Cosa dovrebbe aver insegnato questo trimestre ai risparmiatori

L'asset allocation vincente: aumentare il profilo di rischio allungando l'orizzonte temporale di investimento

Ennio Montagnani

Il primo trimestre 2016 ha preso gli investitori in contropiedi. Infatti, mentre la maggior parte dei gestori e dei consulenti profetizzavano un iter positivo per le azioni e quantomeno difficile per le obbligazioni e i titoli di Stato, gli andamenti dei mercati hanno sparigliato ogni previsione. Il risultato è stato che le Borse hanno chiuso in rosso, mentre i titoli di Stato hanno visto aumentare le quotazioni. La conferma è fotografata puntualmente dagli indici dei fondi comuni che fotografano quanto accaduto dal primo gennaio al 31 marzo. L'indice generale ha chiuso a -1,3%, quello dei fondi azionari a -7,1%, quello dei bilanciati a -2,4%, quello dei flessibili a -2% e quello dei monetari area euro a -0,1%: soltanto l'indice dei fondi obbligazionari ha registrato un rialzo del +0,6%.

Molti investitori potrebbero essere tentati di continuare a investire nei fondi obbligazionari e di lasciar perdere quelli bilanciati e flessibili e, soprattutto, quelli a indirizzo azionario. In realtà, per rintracciare la soluzione giusta per le proprie esigenze, la raccomandazione consiste nel ricorrere alle competenze di un consulente finanziario che affianchi il risparmiatore sia prima di effettuare l'investimento (in modo da configurare l'abito finanziario su misura) sia, in particolare, nel corso degli anni (in modo da rimodellare l'abito sulle nuove esigenze della famiglia nel tempo). Precisato questo, ci sono però due fattori da cui ogni portafoglio non può prescindere: l'aumento del profilo del rischio e dell'orizzonte temporale, e l'ampia diversificazione. Per quanto riguarda la necessità di incrementare il profilo di rischio (e il tempo da dedicare all'investimento), si può verificare cosa sia accaduto negli ultimi 5 anni a un portafoglio bilanciato, composto cioè da azioni e obbligazioni (vedi la tabella). Negli ultimi 5 anni, un portafoglio a rischio molto basso, composto cioè per il 10% in azioni internazionali e per il restante 90% in reddito fisso (80% obbligazioni di tutto il mondo e il 10% in liquidità euro), avrebbe reso il 6,1% con una volatilità dell'1,4%, mentre un portafoglio a rischio molto alto, costituito per il 70% da azioni e per il 30% da reddito fisso, avrebbero garantito un rendimento del 42,5%, ma con una volatilità del 10%.

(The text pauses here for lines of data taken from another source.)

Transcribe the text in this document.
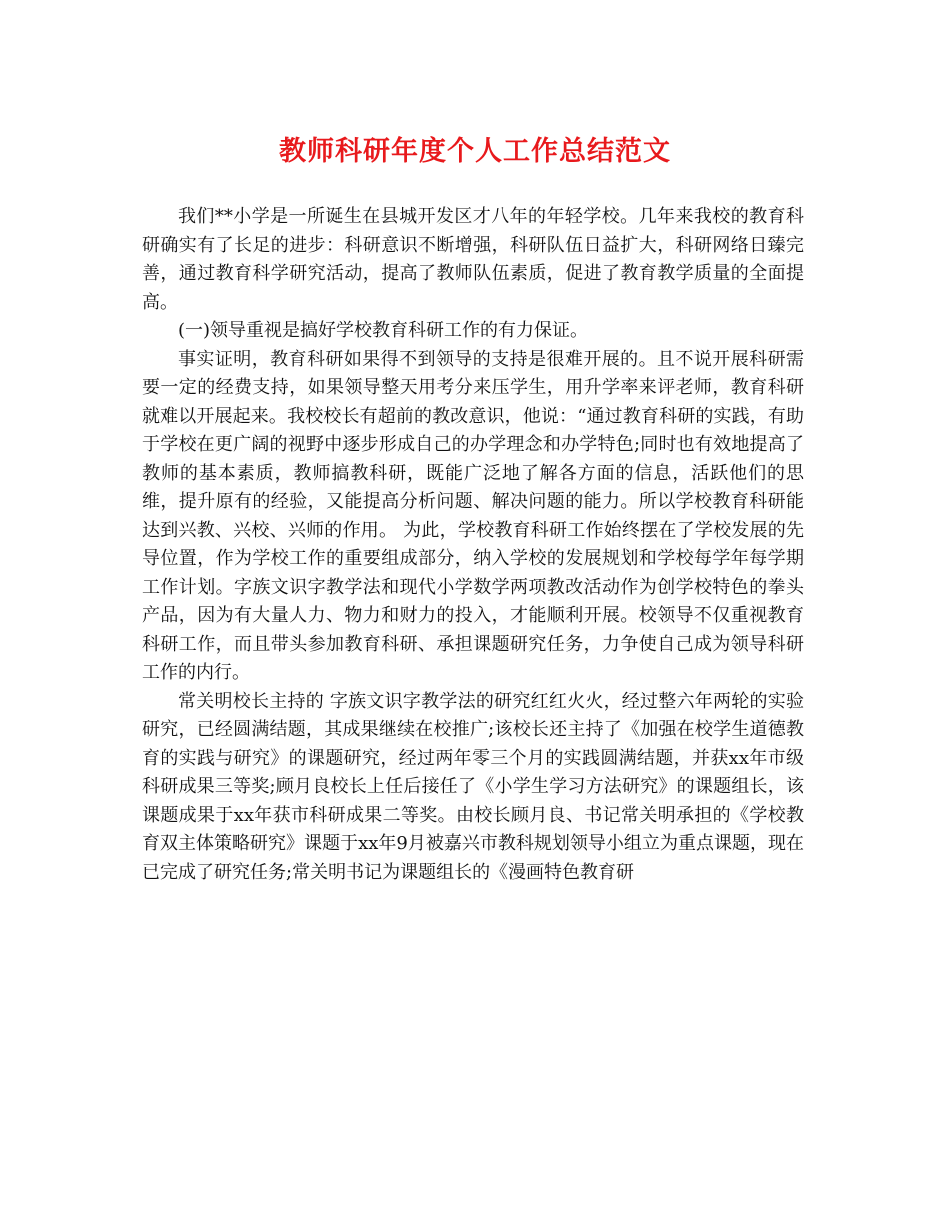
教师科研年度个人工作总结范文

我们**小学是一所诞生在县城开发区才八年的年轻学校。几年来我校的教育科研确实有了长足的进步：科研意识不断增强，科研队伍日益扩大，科研网络日臻完善，通过教育科学研究活动，提高了教师队伍素质，促进了教育教学质量的全面提高。

(一)领导重视是搞好学校教育科研工作的有力保证。

事实证明，教育科研如果得不到领导的支持是很难开展的。且不说开展科研需要一定的经费支持，如果领导整天用考分来压学生，用升学率来评老师，教育科研就难以开展起来。我校校长有超前的教改意识，他说：“通过教育科研的实践，有助于学校在更广阔的视野中逐步形成自己的办学理念和办学特色;同时也有效地提高了教师的基本素质，教师搞教科研，既能广泛地了解各方面的信息，活跃他们的思维，提升原有的经验，又能提高分析问题、解决问题的能力。所以学校教育科研能达到兴教、兴校、兴师的作用。 为此，学校教育科研工作始终摆在了学校发展的先导位置，作为学校工作的重要组成部分，纳入学校的发展规划和学校每学年每学期工作计划。字族文识字教学法和现代小学数学两项教改活动作为创学校特色的拳头产品，因为有大量人力、物力和财力的投入，才能顺利开展。校领导不仅重视教育科研工作，而且带头参加教育科研、承担课题研究任务，力争使自己成为领导科研工作的内行。

常关明校长主持的 字族文识字教学法的研究红红火火，经过整六年两轮的实验研究，已经圆满结题，其成果继续在校推广;该校长还主持了《加强在校学生道德教育的实践与研究》的课题研究，经过两年零三个月的实践圆满结题，并获xx年市级科研成果三等奖;顾月良校长上任后接任了《小学生学习方法研究》的课题组长，该课题成果于xx年获市科研成果二等奖。由校长顾月良、书记常关明承担的《学校教育双主体策略研究》课题于xx年9月被嘉兴市教科规划领导小组立为重点课题，现在已完成了研究任务;常关明书记为课题组长的《漫画特色教育研
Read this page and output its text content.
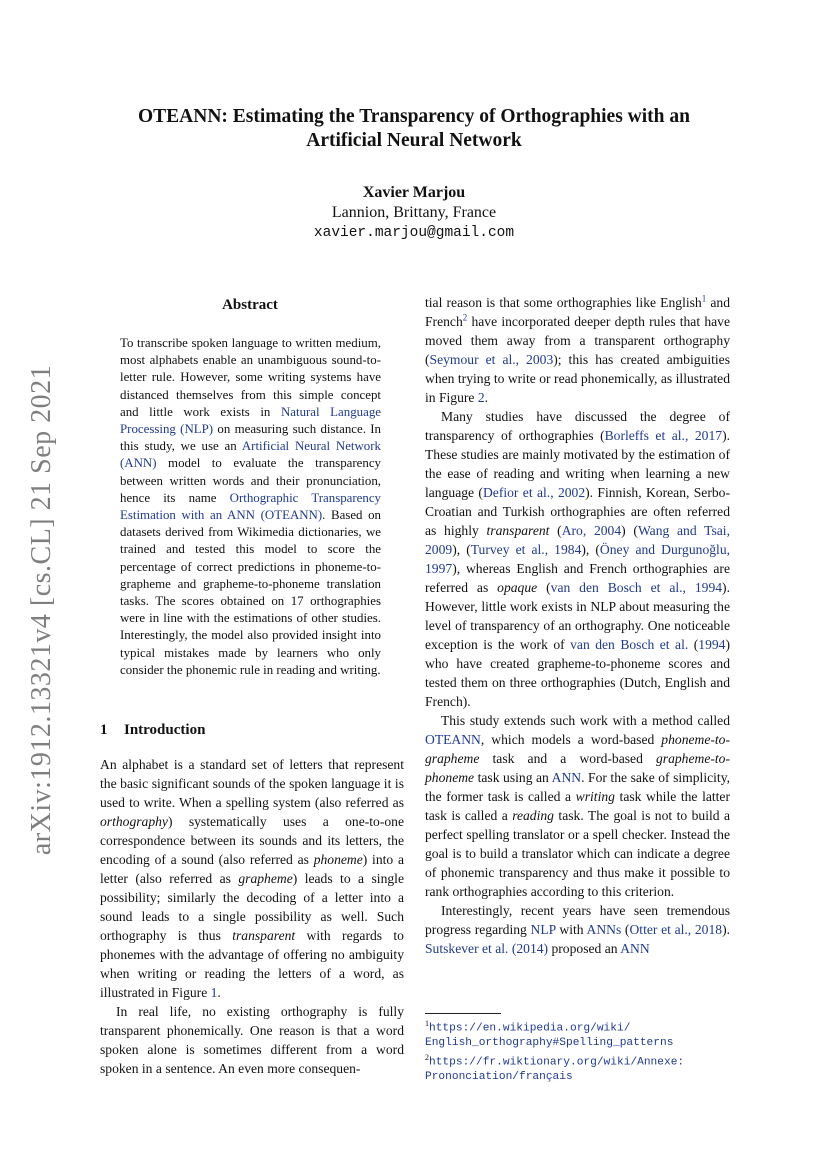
arXiv:1912.13321v4 [cs.CL] 21 Sep 2021
OTEANN: Estimating the Transparency of Orthographies with an
Artificial Neural Network
Xavier Marjou
Lannion, Brittany, France
xavier.marjou@gmail.com
Abstract
To transcribe spoken language to written medium, most alphabets enable an unambiguous sound-to-letter rule. However, some writing systems have distanced themselves from this simple concept and little work exists in Natural Language Processing (NLP) on measuring such distance. In this study, we use an Artificial Neural Network (ANN) model to evaluate the transparency between written words and their pronunciation, hence its name Orthographic Transparency Estimation with an ANN (OTEANN). Based on datasets derived from Wikimedia dictionaries, we trained and tested this model to score the percentage of correct predictions in phoneme-to-grapheme and grapheme-to-phoneme translation tasks. The scores obtained on 17 orthographies were in line with the estimations of other studies. Interestingly, the model also provided insight into typical mistakes made by learners who only consider the phonemic rule in reading and writing.
1 Introduction

An alphabet is a standard set of letters that represent the basic significant sounds of the spoken language it is used to write. When a spelling system (also referred as orthography) systematically uses a one-to-one correspondence between its sounds and its letters, the encoding of a sound (also referred as phoneme) into a letter (also referred as grapheme) leads to a single possibility; similarly the decoding of a letter into a sound leads to a single possibility as well. Such orthography is thus transparent with regards to phonemes with the advantage of offering no ambiguity when writing or reading the letters of a word, as illustrated in Figure 1.

In real life, no existing orthography is fully transparent phonemically. One reason is that a word spoken alone is sometimes different from a word spoken in a sentence. An even more consequen-

tial reason is that some orthographies like English$^1$ and French$^2$ have incorporated deeper depth rules that have moved them away from a transparent orthography (Seymour et al., 2003); this has created ambiguities when trying to write or read phonemically, as illustrated in Figure 2.

Many studies have discussed the degree of transparency of orthographies (Borleffs et al., 2017). These studies are mainly motivated by the estimation of the ease of reading and writing when learning a new language (Defior et al., 2002). Finnish, Korean, Serbo-Croatian and Turkish orthographies are often referred as highly transparent (Aro, 2004) (Wang and Tsai, 2009), (Turvey et al., 1984), (Öney and Durgunoğlu, 1997), whereas English and French orthographies are referred as opaque (van den Bosch et al., 1994). However, little work exists in NLP about measuring the level of transparency of an orthography. One noticeable exception is the work of van den Bosch et al. (1994) who have created grapheme-to-phoneme scores and tested them on three orthographies (Dutch, English and French).

This study extends such work with a method called OTEANN, which models a word-based phoneme-to-grapheme task and a word-based grapheme-to-phoneme task using an ANN. For the sake of simplicity, the former task is called a writing task while the latter task is called a reading task. The goal is not to build a perfect spelling translator or a spell checker. Instead the goal is to build a translator which can indicate a degree of phonemic transparency and thus make it possible to rank orthographies according to this criterion.

Interestingly, recent years have seen tremendous progress regarding NLP with ANNs (Otter et al., 2018). Sutskever et al. (2014) proposed an ANN

$^1$https://en.wikipedia.org/wiki/
English_orthography#Spelling_patterns
$^2$https://fr.wiktionary.org/wiki/Annexe:
Prononciation/français
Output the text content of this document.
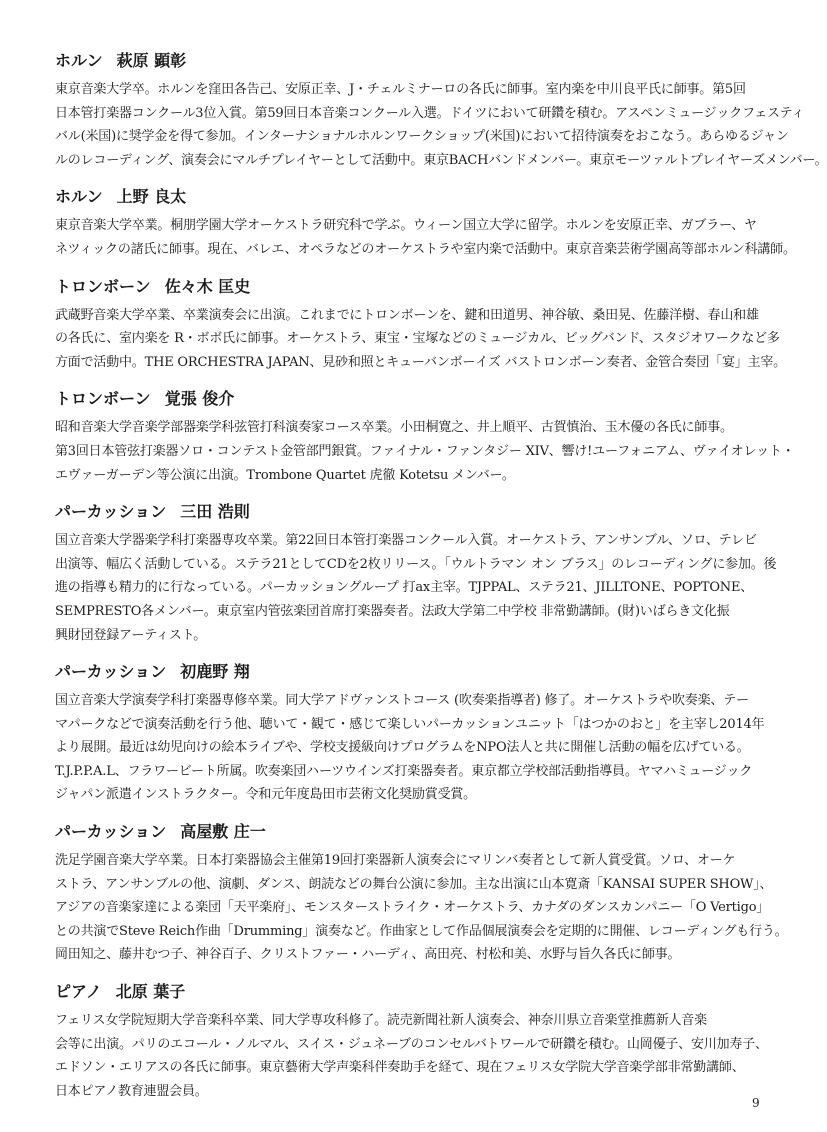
ホルン 萩原 顕彰

東京音楽大学卒。ホルンを窪田各告己、安原正幸、J・チェルミナーロの各氏に師事。室内楽を中川良平氏に師事。第5回
日本管打楽器コンクール3位入賞。第59回日本音楽コンクール入選。ドイツにおいて研鑽を積む。アスペンミュージックフェスティ
バル(米国)に奨学金を得て参加。インターナショナルホルンワークショップ(米国)において招待演奏をおこなう。あらゆるジャン
ルのレコーディング、演奏会にマルチプレイヤーとして活動中。東京BACHバンドメンバー。東京モーツァルトプレイヤーズメンバー。

ホルン 上野 良太

東京音楽大学卒業。桐朋学園大学オーケストラ研究科で学ぶ。ウィーン国立大学に留学。ホルンを安原正幸、ガブラー、ヤ
ネツィックの諸氏に師事。現在、バレエ、オペラなどのオーケストラや室内楽で活動中。東京音楽芸術学園高等部ホルン科講師。

トロンボーン 佐々木 匡史

武蔵野音楽大学卒業、卒業演奏会に出演。これまでにトロンボーンを、鍵和田道男、神谷敏、桑田晃、佐藤洋樹、春山和雄
の各氏に、室内楽を R・ボボ氏に師事。オーケストラ、東宝・宝塚などのミュージカル、ビッグバンド、スタジオワークなど多
方面で活動中。THE ORCHESTRA JAPAN、見砂和照とキューバンボーイズ バストロンボーン奏者、金管合奏団「宴」主宰。

トロンボーン 覚張 俊介

昭和音楽大学音楽学部器楽学科弦管打科演奏家コース卒業。小田桐寛之、井上順平、古賀慎治、玉木優の各氏に師事。
第3回日本管弦打楽器ソロ・コンテスト金管部門銀賞。ファイナル・ファンタジー XIV、響け!ユーフォニアム、ヴァイオレット・
エヴァーガーデン等公演に出演。Trombone Quartet 虎徹 Kotetsu メンバー。

パーカッション 三田 浩則

国立音楽大学器楽学科打楽器専攻卒業。第22回日本管打楽器コンクール入賞。オーケストラ、アンサンブル、ソロ、テレビ
出演等、幅広く活動している。ステラ21としてCDを2枚リリース。「ウルトラマン オン ブラス」のレコーディングに参加。後
進の指導も精力的に行なっている。パーカッショングループ 打ax主宰。TJPPAL、ステラ21、JILLTONE、POPTONE、
SEMPRESTO各メンバー。東京室内管弦楽団首席打楽器奏者。法政大学第二中学校 非常勤講師。(財)いばらき文化振
興財団登録アーティスト。

パーカッション 初鹿野 翔

国立音楽大学演奏学科打楽器専修卒業。同大学アドヴァンストコース (吹奏楽指導者) 修了。オーケストラや吹奏楽、テー
マパークなどで演奏活動を行う他、聴いて・観て・感じて楽しいパーカッションユニット「はつかのおと」を主宰し2014年
より展開。最近は幼児向けの絵本ライブや、学校支援級向けプログラムをNPO法人と共に開催し活動の幅を広げている。
T.J.P.P.A.L、フラワービート所属。吹奏楽団ハーツウインズ打楽器奏者。東京都立学校部活動指導員。ヤマハミュージック
ジャパン派遣インストラクター。令和元年度島田市芸術文化奨励賞受賞。

パーカッション 高屋敷 庄一

洗足学園音楽大学卒業。日本打楽器協会主催第19回打楽器新人演奏会にマリンバ奏者として新人賞受賞。ソロ、オーケ
ストラ、アンサンブルの他、演劇、ダンス、朗読などの舞台公演に参加。主な出演に山本寛斎「KANSAI SUPER SHOW」、
アジアの音楽家達による楽団「天平楽府」、モンスターストライク・オーケストラ、カナダのダンスカンパニー「O Vertigo」
との共演でSteve Reich作曲「Drumming」演奏など。作曲家として作品個展演奏会を定期的に開催、レコーディングも行う。
岡田知之、藤井むつ子、神谷百子、クリストファー・ハーディ、高田亮、村松和美、水野与旨久各氏に師事。

ピアノ 北原 葉子

フェリス女学院短期大学音楽科卒業、同大学専攻科修了。読売新聞社新人演奏会、神奈川県立音楽堂推薦新人音楽
会等に出演。パリのエコール・ノルマル、スイス・ジュネーブのコンセルバトワールで研鑽を積む。山岡優子、安川加寿子、
エドソン・エリアスの各氏に師事。東京藝術大学声楽科伴奏助手を経て、現在フェリス女学院大学音楽学部非常勤講師、
日本ピアノ教育連盟会員。

9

Tra questi due estremi sarebbe stato possibile individuare il profilo di rischio più appropriato al proprio grado di accettazione dei rischi e, di conseguenza, il rendimento derivante. Per migliorare il tutto, o per diminuire i rischi a parità di rendimento, o per ottimizzare le performance a parità di volatilità del portafoglio, è poi possibile attingere alla diversificazione.

In questo modo, il risparmiatore può differenziare l'esposizione azionaria a livello geografico (Europa, Usa , Asia, emergenti), per stile di gestione (growth o value), per tipologia di aziende (large cap, mid cap, small cap) e settori. Allo stesso modo si possono frazionare le scelte obbligazionarie tra governativi, bond societari, obbligazioni legate all'inflazione e convertibili.